François De Smet
La fusion des zones de police est le nouveau BHV
Chambre des représentants, 4 février 2025. Le nouveau Premier ministre Bart De Wever lit son exposé de politique générale devant les 150 députés, dont je suis. Impossible pour lui, dans son discours d’une quinzaine de minutes, de couvrir l’ensemble des mesures des 209 pages de son accord de gouvernement; il liste donc les éléments qu’il juge les plus importants. Parmi les mesures sur lesquelles il fait le choix de s’arrêter, ceci: à Bruxelles, les zones de police seront fusionnées. Il prend le temps de citer l’élément, puis de faire applaudir sa majorité –à laquelle se sont joints avec enthousiasme d’autres néerlandophones.
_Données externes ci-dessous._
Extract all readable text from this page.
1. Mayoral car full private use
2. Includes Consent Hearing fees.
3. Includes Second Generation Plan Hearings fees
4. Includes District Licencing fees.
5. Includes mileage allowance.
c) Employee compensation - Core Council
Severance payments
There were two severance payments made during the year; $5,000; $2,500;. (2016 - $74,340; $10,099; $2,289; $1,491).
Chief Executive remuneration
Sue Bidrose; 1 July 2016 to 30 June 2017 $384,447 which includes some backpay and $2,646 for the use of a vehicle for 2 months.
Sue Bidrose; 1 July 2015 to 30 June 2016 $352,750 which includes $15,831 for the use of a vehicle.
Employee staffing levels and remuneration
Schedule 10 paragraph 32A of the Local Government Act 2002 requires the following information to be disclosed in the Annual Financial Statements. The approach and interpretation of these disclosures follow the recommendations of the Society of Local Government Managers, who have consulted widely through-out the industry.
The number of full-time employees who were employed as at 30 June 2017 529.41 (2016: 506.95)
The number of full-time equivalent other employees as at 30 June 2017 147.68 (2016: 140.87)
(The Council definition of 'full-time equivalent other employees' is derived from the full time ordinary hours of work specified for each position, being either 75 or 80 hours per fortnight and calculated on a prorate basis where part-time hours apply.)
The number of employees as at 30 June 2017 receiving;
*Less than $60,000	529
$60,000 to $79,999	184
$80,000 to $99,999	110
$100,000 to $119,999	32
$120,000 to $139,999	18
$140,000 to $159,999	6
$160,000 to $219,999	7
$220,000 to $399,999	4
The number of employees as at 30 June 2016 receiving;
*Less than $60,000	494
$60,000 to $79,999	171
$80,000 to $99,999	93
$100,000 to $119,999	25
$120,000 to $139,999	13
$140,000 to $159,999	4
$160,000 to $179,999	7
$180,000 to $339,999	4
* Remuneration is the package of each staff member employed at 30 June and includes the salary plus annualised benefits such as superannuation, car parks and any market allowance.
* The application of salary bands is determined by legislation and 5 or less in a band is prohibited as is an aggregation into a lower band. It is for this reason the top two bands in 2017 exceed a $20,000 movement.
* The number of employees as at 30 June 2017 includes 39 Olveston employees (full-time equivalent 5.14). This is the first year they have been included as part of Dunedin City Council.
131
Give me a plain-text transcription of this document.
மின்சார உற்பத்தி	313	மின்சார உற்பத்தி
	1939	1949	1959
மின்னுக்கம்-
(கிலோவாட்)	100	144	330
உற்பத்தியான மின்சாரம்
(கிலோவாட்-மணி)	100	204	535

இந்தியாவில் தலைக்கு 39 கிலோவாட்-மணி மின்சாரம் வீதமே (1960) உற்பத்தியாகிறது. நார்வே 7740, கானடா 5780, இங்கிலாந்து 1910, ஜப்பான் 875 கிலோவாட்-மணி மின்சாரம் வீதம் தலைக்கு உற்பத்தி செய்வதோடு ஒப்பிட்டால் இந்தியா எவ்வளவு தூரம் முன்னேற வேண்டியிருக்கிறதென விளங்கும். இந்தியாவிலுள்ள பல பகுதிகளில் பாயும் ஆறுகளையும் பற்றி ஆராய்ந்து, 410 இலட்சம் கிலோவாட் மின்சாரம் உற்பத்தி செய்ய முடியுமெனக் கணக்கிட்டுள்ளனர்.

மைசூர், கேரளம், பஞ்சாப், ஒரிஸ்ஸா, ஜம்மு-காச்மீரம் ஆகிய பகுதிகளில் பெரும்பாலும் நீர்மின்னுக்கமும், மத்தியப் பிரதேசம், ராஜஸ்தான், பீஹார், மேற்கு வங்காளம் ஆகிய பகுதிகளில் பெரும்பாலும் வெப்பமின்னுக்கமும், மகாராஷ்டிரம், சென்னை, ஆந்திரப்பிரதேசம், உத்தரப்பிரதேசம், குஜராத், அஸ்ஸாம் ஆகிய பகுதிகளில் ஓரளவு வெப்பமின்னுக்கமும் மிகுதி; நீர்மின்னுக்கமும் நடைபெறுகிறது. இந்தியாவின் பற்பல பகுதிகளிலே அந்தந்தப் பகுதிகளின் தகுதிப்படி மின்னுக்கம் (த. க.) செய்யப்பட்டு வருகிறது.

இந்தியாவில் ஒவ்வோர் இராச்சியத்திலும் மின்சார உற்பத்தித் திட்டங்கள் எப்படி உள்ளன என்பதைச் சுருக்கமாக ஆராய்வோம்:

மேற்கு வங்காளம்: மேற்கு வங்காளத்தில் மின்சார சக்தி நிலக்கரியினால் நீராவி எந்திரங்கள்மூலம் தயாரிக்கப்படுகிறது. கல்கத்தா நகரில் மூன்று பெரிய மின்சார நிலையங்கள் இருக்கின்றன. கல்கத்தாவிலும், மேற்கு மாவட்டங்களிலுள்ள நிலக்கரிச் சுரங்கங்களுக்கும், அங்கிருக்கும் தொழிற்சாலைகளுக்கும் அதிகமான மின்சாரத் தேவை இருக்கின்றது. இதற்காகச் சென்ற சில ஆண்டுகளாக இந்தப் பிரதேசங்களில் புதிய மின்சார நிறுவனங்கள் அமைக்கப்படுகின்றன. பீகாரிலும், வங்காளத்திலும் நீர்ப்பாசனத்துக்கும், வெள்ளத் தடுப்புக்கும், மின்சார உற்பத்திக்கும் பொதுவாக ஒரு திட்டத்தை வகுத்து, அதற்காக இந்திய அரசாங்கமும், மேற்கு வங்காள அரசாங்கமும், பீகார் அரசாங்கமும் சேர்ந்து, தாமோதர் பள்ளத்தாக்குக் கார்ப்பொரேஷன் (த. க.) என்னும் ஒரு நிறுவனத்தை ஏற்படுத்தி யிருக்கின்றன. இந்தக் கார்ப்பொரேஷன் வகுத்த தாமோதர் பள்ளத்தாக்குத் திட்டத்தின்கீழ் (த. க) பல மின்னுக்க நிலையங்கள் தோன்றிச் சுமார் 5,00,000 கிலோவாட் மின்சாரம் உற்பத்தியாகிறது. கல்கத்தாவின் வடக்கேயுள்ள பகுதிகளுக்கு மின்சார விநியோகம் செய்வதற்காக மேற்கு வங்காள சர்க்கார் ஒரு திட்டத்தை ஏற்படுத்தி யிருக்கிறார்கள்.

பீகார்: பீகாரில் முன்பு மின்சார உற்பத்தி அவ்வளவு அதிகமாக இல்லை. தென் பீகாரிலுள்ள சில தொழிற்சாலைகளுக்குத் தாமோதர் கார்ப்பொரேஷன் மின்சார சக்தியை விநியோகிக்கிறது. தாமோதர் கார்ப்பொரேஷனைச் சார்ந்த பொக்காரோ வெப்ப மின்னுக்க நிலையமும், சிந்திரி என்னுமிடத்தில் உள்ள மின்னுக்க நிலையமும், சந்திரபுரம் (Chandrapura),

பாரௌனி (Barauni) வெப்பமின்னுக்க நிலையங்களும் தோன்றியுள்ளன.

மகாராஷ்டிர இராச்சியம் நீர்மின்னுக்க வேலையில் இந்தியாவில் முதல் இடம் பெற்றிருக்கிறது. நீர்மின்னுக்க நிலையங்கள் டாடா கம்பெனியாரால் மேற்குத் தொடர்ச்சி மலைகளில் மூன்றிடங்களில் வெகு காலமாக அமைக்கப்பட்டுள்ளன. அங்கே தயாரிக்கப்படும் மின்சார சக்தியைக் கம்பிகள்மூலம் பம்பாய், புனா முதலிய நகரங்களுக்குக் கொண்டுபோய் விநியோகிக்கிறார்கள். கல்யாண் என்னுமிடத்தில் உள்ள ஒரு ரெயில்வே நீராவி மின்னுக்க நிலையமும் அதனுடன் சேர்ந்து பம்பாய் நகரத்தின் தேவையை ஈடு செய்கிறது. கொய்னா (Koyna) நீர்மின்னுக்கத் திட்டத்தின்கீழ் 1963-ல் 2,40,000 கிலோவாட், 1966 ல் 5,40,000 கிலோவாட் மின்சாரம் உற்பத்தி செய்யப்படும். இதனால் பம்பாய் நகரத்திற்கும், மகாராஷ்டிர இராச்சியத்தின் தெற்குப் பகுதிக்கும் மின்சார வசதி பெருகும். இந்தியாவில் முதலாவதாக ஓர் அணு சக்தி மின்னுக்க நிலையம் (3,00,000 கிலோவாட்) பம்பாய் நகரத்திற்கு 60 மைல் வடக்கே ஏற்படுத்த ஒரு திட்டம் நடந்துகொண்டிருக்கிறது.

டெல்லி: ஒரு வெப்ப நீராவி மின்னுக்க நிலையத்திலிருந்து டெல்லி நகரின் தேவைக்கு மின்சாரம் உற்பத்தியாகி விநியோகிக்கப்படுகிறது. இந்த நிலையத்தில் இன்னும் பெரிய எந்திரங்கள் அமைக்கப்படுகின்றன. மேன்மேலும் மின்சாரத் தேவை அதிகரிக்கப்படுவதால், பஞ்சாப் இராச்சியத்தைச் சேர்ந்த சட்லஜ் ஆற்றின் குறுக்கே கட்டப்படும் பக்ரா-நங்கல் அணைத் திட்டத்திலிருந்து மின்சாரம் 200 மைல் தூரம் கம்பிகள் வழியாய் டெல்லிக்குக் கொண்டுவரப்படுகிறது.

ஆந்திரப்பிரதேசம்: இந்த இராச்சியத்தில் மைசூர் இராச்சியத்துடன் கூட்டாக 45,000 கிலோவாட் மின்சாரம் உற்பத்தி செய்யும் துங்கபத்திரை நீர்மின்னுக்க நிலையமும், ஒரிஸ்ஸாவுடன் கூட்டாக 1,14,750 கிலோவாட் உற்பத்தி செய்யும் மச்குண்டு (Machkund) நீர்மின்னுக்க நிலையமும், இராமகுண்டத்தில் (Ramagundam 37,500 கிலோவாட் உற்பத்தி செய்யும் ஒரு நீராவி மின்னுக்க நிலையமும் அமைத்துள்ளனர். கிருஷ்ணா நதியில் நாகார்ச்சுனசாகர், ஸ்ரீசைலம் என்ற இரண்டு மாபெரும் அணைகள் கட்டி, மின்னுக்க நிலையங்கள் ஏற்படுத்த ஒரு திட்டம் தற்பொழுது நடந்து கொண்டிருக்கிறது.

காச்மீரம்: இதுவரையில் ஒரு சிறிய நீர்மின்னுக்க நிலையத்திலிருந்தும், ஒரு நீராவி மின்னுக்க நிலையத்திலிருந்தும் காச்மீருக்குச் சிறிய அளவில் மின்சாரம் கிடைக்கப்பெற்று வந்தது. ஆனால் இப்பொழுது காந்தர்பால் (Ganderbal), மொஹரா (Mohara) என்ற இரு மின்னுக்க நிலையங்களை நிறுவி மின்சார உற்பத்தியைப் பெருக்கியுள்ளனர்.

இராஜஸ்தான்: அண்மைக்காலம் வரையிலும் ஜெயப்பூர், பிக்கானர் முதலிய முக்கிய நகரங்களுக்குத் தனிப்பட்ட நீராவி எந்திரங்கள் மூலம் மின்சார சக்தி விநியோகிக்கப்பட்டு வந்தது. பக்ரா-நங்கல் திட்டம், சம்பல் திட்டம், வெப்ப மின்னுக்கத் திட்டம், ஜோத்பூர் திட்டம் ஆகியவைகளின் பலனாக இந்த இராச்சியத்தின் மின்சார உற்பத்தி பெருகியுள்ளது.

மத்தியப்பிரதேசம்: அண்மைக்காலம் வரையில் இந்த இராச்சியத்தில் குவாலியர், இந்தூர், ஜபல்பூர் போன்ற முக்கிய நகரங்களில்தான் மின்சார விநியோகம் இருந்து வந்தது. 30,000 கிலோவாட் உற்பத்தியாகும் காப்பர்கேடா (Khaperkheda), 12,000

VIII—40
A cet instant les choses me sont devenues évidentes: cette fusion des zones bruxelloises –forcée, contrairement à la Flandre ou à la Wallonie où elle n’est qu’encouragée sur base volontaire– est «le» totem visible des nationalistes flamands dans l’accord Arizona. Même la suppression du Sénat, qui est pourtant aussi un trophée –pensez donc, supprimer un attribut de la Belgique de 1830!– n’a pas cette valeur forte.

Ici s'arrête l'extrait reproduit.